In some cases, a firewall might be too restrictive and not allow any STUN-based traffic to the other user. This may be the case in an enterprise NAT that utilizes port randomization to allow thousands of more devices than you would typically find. In this case, we need a different method of connecting with another user. The standard for this is called TURN.

The way this works is by adding a relay in between the clients that acts as a peer to peer connection on behalf of the client. The client then gets its information from the TURN server, much like streaming a video from a popular video service by making a request out to the server. This requires the TURN server to download, process, and redirect every packet that gets sent to it for each client. This is why, using TURN is often considered a last resort when making a WebRTC connection as the cost is high for setting up a quality TURN service.

There are many different statistics published on the use of STUN versus TURN, but they all seem to point to the same conclusion—most of the time, your users will be fine without TURN. The use of WebRTC with STUN will work with most network configurations. When setting up your own WebRTC service, it is a good idea to track this information and decide for yourself if the cost of using a TURN service is worth it.

You may notice that none of the examples have configuration values for TURN servers. We assume that the network you are on will be compatible with STUN. If you are having trouble connecting, it may be necessary to find a public low-use TURN server and use it while following the examples.

INTERACTIVE CONNECTIVITY ESTABLISHMENT

Now that we have covered STUN and TURN, we can learn how it is all brought together through another standard called ICE. It is the process that utilizes STUN and TURN to provide a successful route for peer to peer connections. It works by finding a range of addresses available to each user and testing each address in sorted order, until it finds a combination that will work for both the clients.

The process of ICE starts off by making no assumptions about each user's network configuration. It will incrementally go through a set of steps to discover how each client's network is set up.

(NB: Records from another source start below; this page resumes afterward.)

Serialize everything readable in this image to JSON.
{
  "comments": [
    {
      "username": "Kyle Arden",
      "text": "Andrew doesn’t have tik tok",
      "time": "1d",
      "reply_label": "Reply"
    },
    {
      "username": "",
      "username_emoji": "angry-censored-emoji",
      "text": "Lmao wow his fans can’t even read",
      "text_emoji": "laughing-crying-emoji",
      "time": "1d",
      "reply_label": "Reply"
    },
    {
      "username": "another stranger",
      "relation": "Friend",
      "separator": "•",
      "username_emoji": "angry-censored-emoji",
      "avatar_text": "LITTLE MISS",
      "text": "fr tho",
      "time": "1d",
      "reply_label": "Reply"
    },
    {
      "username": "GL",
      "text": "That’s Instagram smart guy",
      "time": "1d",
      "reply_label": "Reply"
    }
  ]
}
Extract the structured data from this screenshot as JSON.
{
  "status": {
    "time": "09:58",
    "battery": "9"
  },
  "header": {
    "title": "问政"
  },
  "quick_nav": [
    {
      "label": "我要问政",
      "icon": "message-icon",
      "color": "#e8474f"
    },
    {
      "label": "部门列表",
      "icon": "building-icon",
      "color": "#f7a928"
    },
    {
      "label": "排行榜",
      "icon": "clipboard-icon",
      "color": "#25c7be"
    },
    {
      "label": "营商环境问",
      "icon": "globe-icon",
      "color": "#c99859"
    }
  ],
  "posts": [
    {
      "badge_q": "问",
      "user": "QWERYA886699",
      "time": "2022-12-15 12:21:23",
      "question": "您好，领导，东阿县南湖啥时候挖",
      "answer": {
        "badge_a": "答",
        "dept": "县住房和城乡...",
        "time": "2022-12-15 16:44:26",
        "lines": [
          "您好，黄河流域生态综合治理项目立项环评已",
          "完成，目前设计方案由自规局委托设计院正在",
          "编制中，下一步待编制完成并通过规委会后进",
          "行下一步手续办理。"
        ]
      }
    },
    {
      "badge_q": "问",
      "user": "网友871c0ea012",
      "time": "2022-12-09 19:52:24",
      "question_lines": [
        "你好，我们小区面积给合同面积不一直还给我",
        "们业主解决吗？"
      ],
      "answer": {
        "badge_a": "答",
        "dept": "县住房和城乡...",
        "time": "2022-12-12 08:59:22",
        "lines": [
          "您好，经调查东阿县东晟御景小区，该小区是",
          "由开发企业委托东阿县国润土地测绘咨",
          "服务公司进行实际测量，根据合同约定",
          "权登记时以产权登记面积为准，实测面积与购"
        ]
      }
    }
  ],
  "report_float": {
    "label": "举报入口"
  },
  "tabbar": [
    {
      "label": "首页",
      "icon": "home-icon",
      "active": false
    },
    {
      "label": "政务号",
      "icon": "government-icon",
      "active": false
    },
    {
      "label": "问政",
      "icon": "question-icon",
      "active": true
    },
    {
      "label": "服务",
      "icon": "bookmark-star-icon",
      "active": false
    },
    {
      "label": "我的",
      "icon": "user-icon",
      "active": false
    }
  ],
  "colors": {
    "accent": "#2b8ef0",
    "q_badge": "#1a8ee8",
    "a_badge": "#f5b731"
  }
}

This process will use different sets of technologies to do this. The goal is to discover enough information about each network to make a successful connection.

Each ICE candidate is found through the use of STUN and TURN. It will query the STUN server to find the external IP address and append the location of a TURN server as a backup if the connection fails. Whenever the browser finds a new candidate, it notifies the client application that it needs to send the ICE candidate through the signaling channel. After enough addresses have been found and tested, and a connection is made, the process finally comes to an end.